Section 2

Section 201: Services Outside the Scope of Practice of Auditors; Prohibited Activities.

It shall be “unlawful” for a registered public accounting firm to provide any non-audit service to an issuer contemporaneously with the audit, including: (1) bookkeeping or other services related to the accounting records or financial statements of the audit client; (2) financial information systems design and implementation; (3) appraisal or valuation services, fairness opinions, or contribution-in-kind reports; (4) actuarial services; (5) internal audit outsourcing services; (6) management functions or human resources; (7) broker or dealer, investment adviser, or investment banking services; (8) legal services and expert services unrelated to the audit; (9) any other service that the Board determines, by regulation, is impermissible. The Board may, on a case-by-case basis, exempt from these prohibitions any person, issuer, public accounting firm, or transaction, subject to review by the Commission.

It will not be unlawful to provide other non-audit services if they are pre-approved by the audit committee in the following manner. The bill allows an accounting firm to “engage in any non-audit service, including tax services,” that is not listed above, only if the activity is pre-approved by the audit committee of the issuer. The audit committee will disclose to investors in periodic reports its decision to pre-approve non-audit services. Statutory insurance company regulatory audits are treated as an audit service, and thus do not require pre-approval.

The pre-approval requirement is waived with respect to the provision of non-audit services for an issuer if the aggregate amount of all such non-audit services provided to the issuer constitutes less than 5 % of the total amount of revenues paid by the issuer to its auditor (calculated on the basis of revenues paid by the issuer during the fiscal year when the non-audit services are performed), such services were not recognized by the issuer at the time of the engagement to be non-audit services; and such services are promptly brought to the attention of the audit committee and approved prior to completion of the audit.

The authority to pre-approve services can be delegated to 1 or more members of the audit committee, but any decision by the delegate must be presented to the full audit committee.


Section 203: Audit Partner Rotation.

The lead audit or coordinating partner and the reviewing partner must rotate off of the audit every 5 years.


Section 204: Auditor Reports to Audit Committees.

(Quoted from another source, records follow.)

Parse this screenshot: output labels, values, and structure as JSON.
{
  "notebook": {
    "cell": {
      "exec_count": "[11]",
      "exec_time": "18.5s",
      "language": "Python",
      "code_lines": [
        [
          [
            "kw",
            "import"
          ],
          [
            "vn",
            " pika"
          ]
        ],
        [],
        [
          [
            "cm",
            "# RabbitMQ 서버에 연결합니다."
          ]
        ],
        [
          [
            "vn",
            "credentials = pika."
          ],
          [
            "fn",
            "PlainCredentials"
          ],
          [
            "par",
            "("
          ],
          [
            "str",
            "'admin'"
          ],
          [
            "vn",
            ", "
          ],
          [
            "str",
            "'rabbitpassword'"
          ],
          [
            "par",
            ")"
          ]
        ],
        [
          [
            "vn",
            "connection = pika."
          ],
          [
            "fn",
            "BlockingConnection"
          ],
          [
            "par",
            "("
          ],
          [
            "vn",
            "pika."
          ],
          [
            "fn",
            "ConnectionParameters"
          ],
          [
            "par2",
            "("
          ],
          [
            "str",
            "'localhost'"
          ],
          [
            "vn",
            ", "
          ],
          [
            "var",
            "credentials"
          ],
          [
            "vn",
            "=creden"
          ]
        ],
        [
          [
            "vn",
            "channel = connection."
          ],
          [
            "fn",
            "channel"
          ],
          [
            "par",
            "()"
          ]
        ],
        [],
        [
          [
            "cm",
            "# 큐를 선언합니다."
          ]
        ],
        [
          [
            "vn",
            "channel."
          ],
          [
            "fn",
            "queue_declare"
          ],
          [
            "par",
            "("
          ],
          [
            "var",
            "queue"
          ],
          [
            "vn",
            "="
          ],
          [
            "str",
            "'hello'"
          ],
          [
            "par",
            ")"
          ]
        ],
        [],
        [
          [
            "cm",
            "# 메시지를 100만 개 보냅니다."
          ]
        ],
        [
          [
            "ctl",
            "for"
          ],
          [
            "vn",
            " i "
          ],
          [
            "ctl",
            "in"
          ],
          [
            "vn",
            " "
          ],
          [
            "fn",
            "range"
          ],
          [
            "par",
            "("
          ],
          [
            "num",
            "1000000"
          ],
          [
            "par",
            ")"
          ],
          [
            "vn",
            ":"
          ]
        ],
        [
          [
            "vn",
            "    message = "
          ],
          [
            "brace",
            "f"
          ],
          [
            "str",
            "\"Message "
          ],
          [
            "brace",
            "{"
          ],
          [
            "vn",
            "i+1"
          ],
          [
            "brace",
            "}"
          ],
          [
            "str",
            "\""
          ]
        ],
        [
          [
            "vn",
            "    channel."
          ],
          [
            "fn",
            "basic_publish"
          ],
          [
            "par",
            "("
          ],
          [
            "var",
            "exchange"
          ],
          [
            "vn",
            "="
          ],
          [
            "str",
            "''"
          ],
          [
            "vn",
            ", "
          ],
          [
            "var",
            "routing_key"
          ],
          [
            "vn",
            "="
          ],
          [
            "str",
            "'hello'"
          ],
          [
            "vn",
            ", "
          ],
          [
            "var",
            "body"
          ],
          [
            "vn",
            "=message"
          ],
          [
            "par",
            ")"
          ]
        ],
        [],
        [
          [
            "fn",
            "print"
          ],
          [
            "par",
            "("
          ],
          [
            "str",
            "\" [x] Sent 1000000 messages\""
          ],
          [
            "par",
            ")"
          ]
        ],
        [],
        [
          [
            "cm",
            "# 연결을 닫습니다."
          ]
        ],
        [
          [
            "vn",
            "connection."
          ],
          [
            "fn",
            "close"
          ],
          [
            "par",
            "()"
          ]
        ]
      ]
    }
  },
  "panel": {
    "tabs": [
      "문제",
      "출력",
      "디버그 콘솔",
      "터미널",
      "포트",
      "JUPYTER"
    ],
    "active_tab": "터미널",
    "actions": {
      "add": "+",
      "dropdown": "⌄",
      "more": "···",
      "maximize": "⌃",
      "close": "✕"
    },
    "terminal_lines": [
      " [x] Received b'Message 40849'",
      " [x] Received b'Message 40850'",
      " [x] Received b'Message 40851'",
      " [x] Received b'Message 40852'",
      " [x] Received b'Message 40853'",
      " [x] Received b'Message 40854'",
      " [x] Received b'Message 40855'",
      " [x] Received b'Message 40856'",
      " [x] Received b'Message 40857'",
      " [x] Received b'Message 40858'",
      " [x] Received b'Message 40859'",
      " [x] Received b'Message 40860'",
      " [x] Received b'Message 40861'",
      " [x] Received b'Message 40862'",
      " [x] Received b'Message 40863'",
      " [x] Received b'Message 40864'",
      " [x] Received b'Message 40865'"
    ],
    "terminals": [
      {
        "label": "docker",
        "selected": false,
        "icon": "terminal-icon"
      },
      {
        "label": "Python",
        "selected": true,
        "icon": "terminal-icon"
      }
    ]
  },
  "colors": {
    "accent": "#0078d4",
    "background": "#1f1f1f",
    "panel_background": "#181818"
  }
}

The accounting firm must report to the audit committee all “critical accounting policies and practices to be used all alternative treatments of financial information within [GAAP] that have been discussed with management ramifications of the use of such alternative disclosures and treatments, and the treatment preferred” by the firm.


Section 206: Conflicts of Interest.

The CEO, Controller, CFO, Chief Accounting Officer or person in an equivalent position cannot have been employed by the company’s audit firm during the 1-year period preceding the audit.